Aunque saltaba a la vista que estaba tomándole el pelo, Elizabeth se sintió abochornada. Cielo santo, había estado contemplándolo como una muerta de hambre ante un banquete. Pero al menos él ya no parecía disgustado con ella.

– Perdonadme, excelencia. Es sólo que me ha sorprendido veros aquí. -Achicó los ojos al fijarse en una marca de su mejilla-. ¿Os habéis hecho daño?

Él se tocó la marca con cuidado.

– Un arañazo de una rama. No es más que un rasguño.

Un suave relincho llamó la atención de Elizabeth, que se volvió para observar el magnífico corcel negro que abrevaba en el lago.

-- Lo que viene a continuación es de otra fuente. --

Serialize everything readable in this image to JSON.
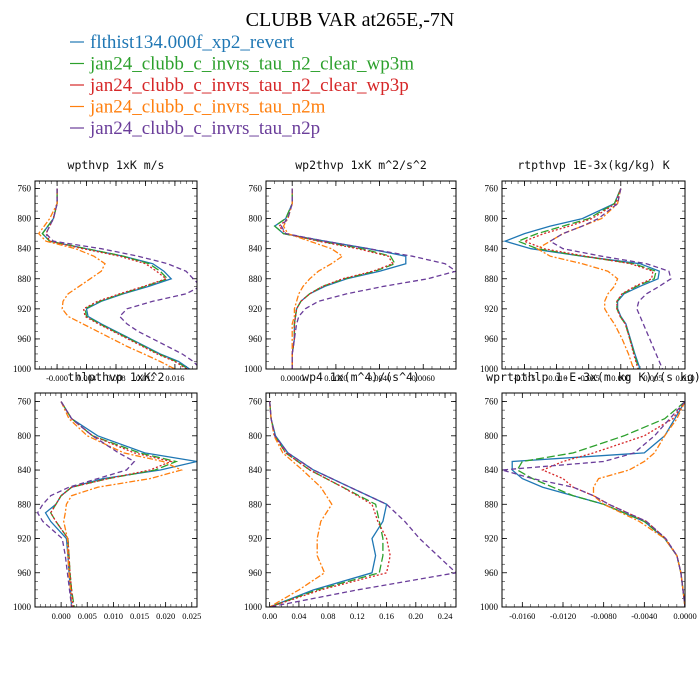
{
  "title": "CLUBB VAR at265E,-7N",
  "legend": [
    {
      "name": "flthist134.000f_xp2_revert",
      "color": "#1f77b4",
      "dash": "solid"
    },
    {
      "name": "jan24_clubb_c_invrs_tau_n2_clear_wp3m",
      "color": "#2ca02c",
      "dash": "longdash"
    },
    {
      "name": "jan24_clubb_c_invrs_tau_n2_clear_wp3p",
      "color": "#d62728",
      "dash": "dotted"
    },
    {
      "name": "jan24_clubb_c_invrs_tau_n2m",
      "color": "#ff7f0e",
      "dash": "dashdot"
    },
    {
      "name": "jan24_clubb_c_invrs_tau_n2p",
      "color": "#6a3d9a",
      "dash": "dashed"
    }
  ],
  "chart_data": [
    {
      "type": "line",
      "title": "wpthvp  1xK m/s",
      "ylim": [
        1000,
        750
      ],
      "yticks": [
        760,
        800,
        840,
        880,
        920,
        960,
        1000
      ],
      "xlim": [
        -0.003,
        0.019
      ],
      "xticks": [
        "-0.000",
        "0.004",
        "0.008",
        "0.012",
        "0.016"
      ],
      "xtick_values": [
        0,
        0.004,
        0.008,
        0.012,
        0.016
      ],
      "y": [
        760,
        780,
        800,
        820,
        830,
        840,
        850,
        860,
        870,
        880,
        890,
        900,
        910,
        920,
        930,
        940,
        950,
        960,
        970,
        980,
        990,
        1000
      ],
      "series": [
        [
          0.0,
          0.0,
          -0.0005,
          -0.002,
          -0.001,
          0.004,
          0.009,
          0.013,
          0.0145,
          0.0155,
          0.0125,
          0.009,
          0.006,
          0.004,
          0.0042,
          0.006,
          0.008,
          0.01,
          0.012,
          0.014,
          0.0165,
          0.018
        ],
        [
          0.0,
          0.0,
          -0.0005,
          -0.002,
          -0.001,
          0.004,
          0.009,
          0.0125,
          0.014,
          0.015,
          0.012,
          0.0088,
          0.0058,
          0.0038,
          0.004,
          0.0058,
          0.0078,
          0.0098,
          0.0118,
          0.0138,
          0.0162,
          0.0178
        ],
        [
          0.0,
          0.0,
          -0.0005,
          -0.0015,
          -0.001,
          0.0035,
          0.0085,
          0.012,
          0.0135,
          0.0148,
          0.0118,
          0.0085,
          0.0055,
          0.0036,
          0.0038,
          0.0056,
          0.0076,
          0.0096,
          0.0116,
          0.0136,
          0.016,
          0.0176
        ],
        [
          0.0,
          0.0,
          -0.001,
          -0.0025,
          -0.0015,
          0.0025,
          0.005,
          0.0065,
          0.006,
          0.0045,
          0.003,
          0.0015,
          0.0008,
          0.0007,
          0.0015,
          0.0035,
          0.0055,
          0.0075,
          0.0095,
          0.0118,
          0.014,
          0.016
        ],
        [
          0.0,
          0.0,
          -0.0005,
          -0.0015,
          -0.0005,
          0.006,
          0.011,
          0.015,
          0.0175,
          0.0185,
          0.0195,
          0.0175,
          0.013,
          0.0095,
          0.0085,
          0.0095,
          0.011,
          0.013,
          0.015,
          0.017,
          0.0185,
          0.0195
        ]
      ]
    },
    {
      "type": "line",
      "title": "wp2thvp  1xK m^2/s^2",
      "ylim": [
        1000,
        750
      ],
      "yticks": [
        760,
        800,
        840,
        880,
        920,
        960,
        1000
      ],
      "xlim": [
        -0.0012,
        0.0075
      ],
      "xticks": [
        "0.0000",
        "0.0020",
        "0.0040",
        "0.0060"
      ],
      "xtick_values": [
        0,
        0.002,
        0.004,
        0.006
      ],
      "y": [
        760,
        780,
        800,
        810,
        820,
        830,
        840,
        850,
        860,
        870,
        880,
        890,
        900,
        910,
        920,
        930,
        940,
        960,
        980,
        1000
      ],
      "series": [
        [
          0.0,
          0.0,
          -0.0003,
          -0.0008,
          -0.0004,
          0.0015,
          0.0035,
          0.0052,
          0.0052,
          0.004,
          0.0025,
          0.0015,
          0.0008,
          0.0004,
          0.0002,
          0.00015,
          0.0001,
          0.0001,
          0.0,
          0.0
        ],
        [
          0.0,
          0.0,
          -0.0003,
          -0.0008,
          -0.0004,
          0.0013,
          0.0032,
          0.0045,
          0.0047,
          0.0038,
          0.0024,
          0.0014,
          0.0008,
          0.0004,
          0.0002,
          0.00015,
          0.0001,
          0.0001,
          0.0,
          0.0
        ],
        [
          0.0,
          0.0,
          -0.0002,
          -0.0006,
          -0.0003,
          0.0012,
          0.003,
          0.0044,
          0.0046,
          0.0037,
          0.0023,
          0.0014,
          0.0008,
          0.0004,
          0.0002,
          0.00015,
          0.0001,
          0.0001,
          0.0,
          0.0
        ],
        [
          0.0,
          0.0,
          -0.0002,
          -0.0004,
          -0.0002,
          0.0008,
          0.0018,
          0.0023,
          0.0018,
          0.0012,
          0.0008,
          0.0005,
          0.0003,
          0.0002,
          0.0001,
          0.0001,
          0.0,
          0.0,
          0.0,
          0.0
        ],
        [
          0.0,
          0.0,
          -0.0002,
          -0.0005,
          -0.0003,
          0.0015,
          0.0035,
          0.0055,
          0.007,
          0.0075,
          0.0062,
          0.0042,
          0.0025,
          0.0012,
          0.0006,
          0.0003,
          0.0002,
          0.0001,
          0.0,
          0.0
        ]
      ]
    },
    {
      "type": "line",
      "title": "rtpthvp  1E-3x(kg/kg) K",
      "ylim": [
        1000,
        750
      ],
      "yticks": [
        760,
        800,
        840,
        880,
        920,
        960,
        1000
      ],
      "xlim": [
        -0.0185,
        0.01
      ],
      "xticks": [
        "-0.015",
        "-0.010",
        "-0.005",
        "0.000",
        "0.005",
        "0.010"
      ],
      "xtick_values": [
        -0.015,
        -0.01,
        -0.005,
        0,
        0.005,
        0.01
      ],
      "y": [
        760,
        780,
        800,
        810,
        820,
        830,
        840,
        850,
        860,
        870,
        880,
        890,
        900,
        910,
        920,
        930,
        940,
        960,
        980,
        1000
      ],
      "series": [
        [
          0.0,
          -0.001,
          -0.006,
          -0.011,
          -0.015,
          -0.018,
          -0.014,
          -0.006,
          0.003,
          0.006,
          0.0058,
          0.003,
          0.0005,
          -0.0005,
          -0.0005,
          0.0,
          0.0008,
          0.0015,
          0.0022,
          0.003
        ],
        [
          0.0,
          -0.001,
          -0.005,
          -0.009,
          -0.013,
          -0.016,
          -0.013,
          -0.006,
          0.002,
          0.0055,
          0.0052,
          0.0025,
          0.0003,
          -0.0006,
          -0.0006,
          -0.0001,
          0.0007,
          0.0014,
          0.0021,
          0.0028
        ],
        [
          0.0,
          -0.0008,
          -0.0045,
          -0.008,
          -0.012,
          -0.015,
          -0.012,
          -0.0055,
          0.0015,
          0.005,
          0.0048,
          0.0022,
          0.0002,
          -0.0006,
          -0.0006,
          -0.0001,
          0.0007,
          0.0014,
          0.002,
          0.0027
        ],
        [
          0.0,
          -0.0005,
          -0.003,
          -0.006,
          -0.009,
          -0.011,
          -0.013,
          -0.011,
          -0.006,
          -0.002,
          -0.0005,
          -0.001,
          -0.002,
          -0.0025,
          -0.0025,
          -0.0018,
          -0.001,
          0.0002,
          0.0012,
          0.002
        ],
        [
          0.0,
          -0.0005,
          -0.0035,
          -0.006,
          -0.009,
          -0.011,
          -0.009,
          -0.003,
          0.004,
          0.0075,
          0.0078,
          0.006,
          0.004,
          0.0028,
          0.0025,
          0.003,
          0.0035,
          0.0045,
          0.0055,
          0.0065
        ]
      ]
    },
    {
      "type": "line",
      "title": "thlpthvp  1xK^2",
      "ylim": [
        1000,
        750
      ],
      "yticks": [
        760,
        800,
        840,
        880,
        920,
        960,
        1000
      ],
      "xlim": [
        -0.005,
        0.026
      ],
      "xticks": [
        "0.000",
        "0.005",
        "0.010",
        "0.015",
        "0.020",
        "0.025"
      ],
      "xtick_values": [
        0,
        0.005,
        0.01,
        0.015,
        0.02,
        0.025
      ],
      "y": [
        760,
        780,
        800,
        820,
        830,
        840,
        850,
        860,
        870,
        880,
        890,
        900,
        920,
        940,
        960,
        980,
        1000
      ],
      "series": [
        [
          0.0,
          0.002,
          0.007,
          0.016,
          0.026,
          0.019,
          0.008,
          0.002,
          0.0,
          -0.001,
          -0.003,
          -0.002,
          0.001,
          0.0013,
          0.0015,
          0.0018,
          0.002
        ],
        [
          0.0,
          0.002,
          0.006,
          0.015,
          0.022,
          0.018,
          0.009,
          0.002,
          0.0,
          -0.001,
          -0.002,
          -0.001,
          0.0013,
          0.0015,
          0.0017,
          0.002,
          0.0025
        ],
        [
          0.0,
          0.002,
          0.006,
          0.014,
          0.021,
          0.017,
          0.009,
          0.002,
          0.0,
          -0.001,
          -0.002,
          -0.001,
          0.0013,
          0.0015,
          0.0017,
          0.002,
          0.0023
        ],
        [
          0.0,
          0.0015,
          0.005,
          0.012,
          0.0195,
          0.023,
          0.017,
          0.007,
          0.002,
          0.001,
          0.0008,
          0.0005,
          0.0012,
          0.0013,
          0.0015,
          0.0018,
          0.002
        ],
        [
          0.0,
          0.002,
          0.006,
          0.011,
          0.014,
          0.0125,
          0.007,
          0.0015,
          -0.002,
          -0.0035,
          -0.0045,
          -0.0035,
          0.0002,
          0.0008,
          0.0012,
          0.0016,
          0.002
        ]
      ]
    },
    {
      "type": "line",
      "title": "wp4  1x(m^4)/(s^4)",
      "ylim": [
        1000,
        750
      ],
      "yticks": [
        760,
        800,
        840,
        880,
        920,
        960,
        1000
      ],
      "xlim": [
        -0.005,
        0.255
      ],
      "xticks": [
        "0.00",
        "0.04",
        "0.08",
        "0.12",
        "0.16",
        "0.20",
        "0.24"
      ],
      "xtick_values": [
        0,
        0.04,
        0.08,
        0.12,
        0.16,
        0.2,
        0.24
      ],
      "y": [
        760,
        780,
        800,
        820,
        840,
        860,
        880,
        900,
        920,
        940,
        960,
        980,
        1000
      ],
      "series": [
        [
          0.0,
          0.002,
          0.008,
          0.025,
          0.06,
          0.11,
          0.16,
          0.155,
          0.14,
          0.145,
          0.14,
          0.06,
          0.0
        ],
        [
          0.0,
          0.002,
          0.007,
          0.022,
          0.055,
          0.1,
          0.145,
          0.15,
          0.155,
          0.155,
          0.15,
          0.065,
          0.0
        ],
        [
          0.0,
          0.002,
          0.007,
          0.022,
          0.055,
          0.1,
          0.14,
          0.148,
          0.16,
          0.165,
          0.16,
          0.07,
          0.0
        ],
        [
          0.0,
          0.002,
          0.006,
          0.018,
          0.045,
          0.07,
          0.085,
          0.07,
          0.065,
          0.065,
          0.075,
          0.04,
          0.0
        ],
        [
          0.0,
          0.002,
          0.007,
          0.025,
          0.06,
          0.11,
          0.16,
          0.185,
          0.205,
          0.23,
          0.255,
          0.12,
          0.0
        ]
      ]
    },
    {
      "type": "line",
      "title": "wprtpthlp  1-E-3x(m kg K)/(s kg)",
      "ylim": [
        1000,
        750
      ],
      "yticks": [
        760,
        800,
        840,
        880,
        920,
        960,
        1000
      ],
      "xlim": [
        -0.018,
        0.0
      ],
      "xticks": [
        "-0.0160",
        "-0.0120",
        "-0.0080",
        "-0.0040",
        "0.0000"
      ],
      "xtick_values": [
        -0.016,
        -0.012,
        -0.008,
        -0.004,
        0
      ],
      "y": [
        760,
        780,
        800,
        820,
        830,
        840,
        850,
        860,
        870,
        880,
        900,
        920,
        940,
        960,
        980,
        1000
      ],
      "series": [
        [
          0.0,
          -0.001,
          -0.002,
          -0.004,
          -0.017,
          -0.017,
          -0.016,
          -0.014,
          -0.011,
          -0.008,
          -0.004,
          -0.002,
          -0.0008,
          -0.0004,
          -0.0002,
          0.0
        ],
        [
          0.0,
          -0.002,
          -0.006,
          -0.011,
          -0.016,
          -0.0165,
          -0.015,
          -0.013,
          -0.011,
          -0.008,
          -0.004,
          -0.002,
          -0.0008,
          -0.0004,
          -0.0002,
          0.0
        ],
        [
          0.0,
          -0.0012,
          -0.004,
          -0.009,
          -0.012,
          -0.014,
          -0.012,
          -0.011,
          -0.009,
          -0.0075,
          -0.0038,
          -0.0019,
          -0.0008,
          -0.0004,
          -0.0002,
          0.0
        ],
        [
          0.0,
          -0.0008,
          -0.002,
          -0.003,
          -0.004,
          -0.0055,
          -0.0085,
          -0.009,
          -0.009,
          -0.008,
          -0.0045,
          -0.002,
          -0.0008,
          -0.0004,
          -0.0002,
          0.0
        ],
        [
          0.0,
          -0.0015,
          -0.003,
          -0.005,
          -0.008,
          -0.018,
          -0.015,
          -0.011,
          -0.009,
          -0.0075,
          -0.0038,
          -0.0019,
          -0.0008,
          -0.0004,
          -0.0002,
          0.0
        ]
      ]
    }
  ]
}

– ¿Estáis disfrutando con vuestro paseo a caballo? -preguntó.

– Sí, mucho. -Él se dio la vuelta-. ¿Dónde está su montura?

– He venido a pie. Es una mañana estupen…

Una imagen le vino a la mente e interrumpió sus palabras.

Era la imagen de un caballo encabritado, un caballo negro muy parecido al que bebía junto al lago.

– ¿Se encuentra bien, señorita Matthews?

La imagen se desvaneció y ella desechó aquella vaga impresión.

– Sí, estoy bien. De hecho, estoy…

– Como un roble.

– Bueno, sí, lo estoy -contestó ella con una sonrisa-, pero lo que iba a decir es que estoy hambrienta. ¿Os gustaría compartir conmigo mi almuerzo? He traído más que suficiente.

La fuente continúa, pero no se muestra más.